I gained a unique sense of responsibility and belief in myself and self-healing and put the power back into my hands and my spirit. I am gaining my power back instead of looking outside myself for some kind of saving or healing. Though I do believe that we can be healed or cured from another person who channels true healing (who ultimately is just the channel, our body/minds do the actual healing. Example for this can be the placebo effect, the mind heals the issue because it believes it’s getting healed), I also believe that the best thing we can do for ourselves is to find our own power and do our internal work. Even if we get cured from some issue by the help of a healer, if we return to our normal lifestyle with the same thoughts, beliefs, actions, inflexibility, job, etc. then we are only allowing the process of disfunction to start all over again. We must do our own internal work as well. This is what Yin Yoga did for me. Because it gave me the same Forced Meditation feeling but I also had control over it. It’s a mind over matter practice that really works. I could break my commitment to be still. I could break my commitment to hold the pose. Or I can stay. Committed to stillness. Committed to holding steady. Finding a deeper breath into the belly or the discomfort. Holding steady in spite of the discomfort and resolving to allow the dual truths of feeling the discomfort and wanting it to stop yet feeling the discomfort and allowing it to be there. This! This is everything. And this has helped wonders for my anxiety as well. If you experience anxiety, I definitely suggest trying some Yin Yoga.
And I do still love Acupuncture and think it is of great value as well as has the added value for healing energy shared between practitioner and patient! I’m just sharing my story that for me adding Yin Yoga was a game changer. And I will continue to use Acupuncture and Yin Yoga for healing and well being.
Thanks so much for taking the time to read my blog.
I hope you find this helpful in some way.

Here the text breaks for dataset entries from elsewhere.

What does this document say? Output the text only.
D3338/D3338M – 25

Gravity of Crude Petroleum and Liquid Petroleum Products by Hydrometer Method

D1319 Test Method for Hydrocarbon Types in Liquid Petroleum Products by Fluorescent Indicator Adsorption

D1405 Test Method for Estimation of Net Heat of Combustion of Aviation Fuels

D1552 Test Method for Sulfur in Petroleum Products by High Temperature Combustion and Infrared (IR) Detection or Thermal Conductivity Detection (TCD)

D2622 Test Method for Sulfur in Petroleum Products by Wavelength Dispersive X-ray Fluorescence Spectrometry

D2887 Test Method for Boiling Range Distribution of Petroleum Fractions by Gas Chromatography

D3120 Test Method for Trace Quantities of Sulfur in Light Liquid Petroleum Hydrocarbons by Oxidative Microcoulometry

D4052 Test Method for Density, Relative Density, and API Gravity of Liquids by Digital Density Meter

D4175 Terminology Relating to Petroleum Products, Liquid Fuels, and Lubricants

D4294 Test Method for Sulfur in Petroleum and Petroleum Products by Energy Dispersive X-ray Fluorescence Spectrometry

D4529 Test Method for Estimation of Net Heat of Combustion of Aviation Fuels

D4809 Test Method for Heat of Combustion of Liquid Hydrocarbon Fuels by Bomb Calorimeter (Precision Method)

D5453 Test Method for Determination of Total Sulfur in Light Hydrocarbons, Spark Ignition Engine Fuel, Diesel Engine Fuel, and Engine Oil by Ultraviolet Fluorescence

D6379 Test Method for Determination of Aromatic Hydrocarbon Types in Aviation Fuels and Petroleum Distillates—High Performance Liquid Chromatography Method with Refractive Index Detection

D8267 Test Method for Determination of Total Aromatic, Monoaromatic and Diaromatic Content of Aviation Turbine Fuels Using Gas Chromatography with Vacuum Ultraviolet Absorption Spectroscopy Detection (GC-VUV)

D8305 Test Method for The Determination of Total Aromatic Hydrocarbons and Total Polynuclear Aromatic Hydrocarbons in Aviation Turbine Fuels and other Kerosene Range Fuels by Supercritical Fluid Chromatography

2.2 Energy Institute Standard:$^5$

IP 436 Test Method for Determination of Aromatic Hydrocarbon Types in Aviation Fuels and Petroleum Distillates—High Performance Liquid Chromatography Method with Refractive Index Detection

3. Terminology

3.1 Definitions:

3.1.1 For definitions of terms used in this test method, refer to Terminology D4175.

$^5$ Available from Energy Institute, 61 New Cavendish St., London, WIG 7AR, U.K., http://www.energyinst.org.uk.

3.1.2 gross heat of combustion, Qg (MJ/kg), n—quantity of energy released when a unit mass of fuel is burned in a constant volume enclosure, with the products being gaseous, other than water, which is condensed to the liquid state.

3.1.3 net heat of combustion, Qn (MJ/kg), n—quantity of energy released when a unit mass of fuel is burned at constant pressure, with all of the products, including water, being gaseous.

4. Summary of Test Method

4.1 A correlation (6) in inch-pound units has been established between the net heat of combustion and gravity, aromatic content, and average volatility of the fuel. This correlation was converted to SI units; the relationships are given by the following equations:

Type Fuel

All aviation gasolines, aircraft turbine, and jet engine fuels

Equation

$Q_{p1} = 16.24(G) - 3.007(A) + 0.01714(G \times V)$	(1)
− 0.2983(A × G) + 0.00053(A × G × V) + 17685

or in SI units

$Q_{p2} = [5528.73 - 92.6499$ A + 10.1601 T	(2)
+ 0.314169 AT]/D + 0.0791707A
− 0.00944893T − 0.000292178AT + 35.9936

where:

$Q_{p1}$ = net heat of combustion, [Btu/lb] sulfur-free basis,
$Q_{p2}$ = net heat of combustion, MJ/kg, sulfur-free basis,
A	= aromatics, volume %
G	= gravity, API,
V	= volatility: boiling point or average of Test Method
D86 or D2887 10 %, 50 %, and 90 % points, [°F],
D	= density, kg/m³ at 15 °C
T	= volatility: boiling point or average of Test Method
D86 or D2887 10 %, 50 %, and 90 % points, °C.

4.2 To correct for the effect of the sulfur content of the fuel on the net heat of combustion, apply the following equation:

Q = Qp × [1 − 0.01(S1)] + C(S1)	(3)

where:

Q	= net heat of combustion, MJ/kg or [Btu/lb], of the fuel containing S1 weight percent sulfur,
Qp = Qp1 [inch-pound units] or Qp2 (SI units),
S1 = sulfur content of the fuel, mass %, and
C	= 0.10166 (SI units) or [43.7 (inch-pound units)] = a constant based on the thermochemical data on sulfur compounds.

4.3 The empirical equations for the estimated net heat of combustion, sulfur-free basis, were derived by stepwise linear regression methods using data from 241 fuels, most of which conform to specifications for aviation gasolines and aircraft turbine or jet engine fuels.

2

If so, I’d love to hear from you. I’m also currently taking my Yin Yoga teacher training and my plan is to make some Yin Yoga videos for YouTube or other online learning format so stay tuned by following me on social media. @laurenkarpinski on Instagram and YouTube. @abstractlaurenkarpinski on Pinterest.
From my heart to yours,
While doing my Yin Yoga teacher training, I learned of the Traditional Yin Yoga creator Paulie Zink, his style includes Yang flow with Yin Stillness. Yin-Yang together the way they naturally are. He teaches to flow gracefully and spontaneously like animals into poses or like changing elemental processes. Holding poses and relaxing muscles then flowing into other poses that may require strength or mobility and back into flexible relaxation poses. And on and on. Spontaneous and graceful with a mix of Yin and Yang. Interestingly I would naturally do this as I practiced Yin Yoga poses. Before I went into another Yin pose I would naturally do a gentle Yang flow whether the teacher did it or not. It just felt right. And now that I know this is also the original intention, I do intend in the future to take his Teacher training classes as well to deepen my awareness and experience of this amazing meditation in motion.
That being said, I still see the value in an entirely Yin class as most of us are usually always in a Yang active state of daily life or exercise. So, whether it was his original intention or not I am still in love with the value and effect of a mostly Yin class and it’s benefits of meditation, focus, flexibility, breathe-work and commitment.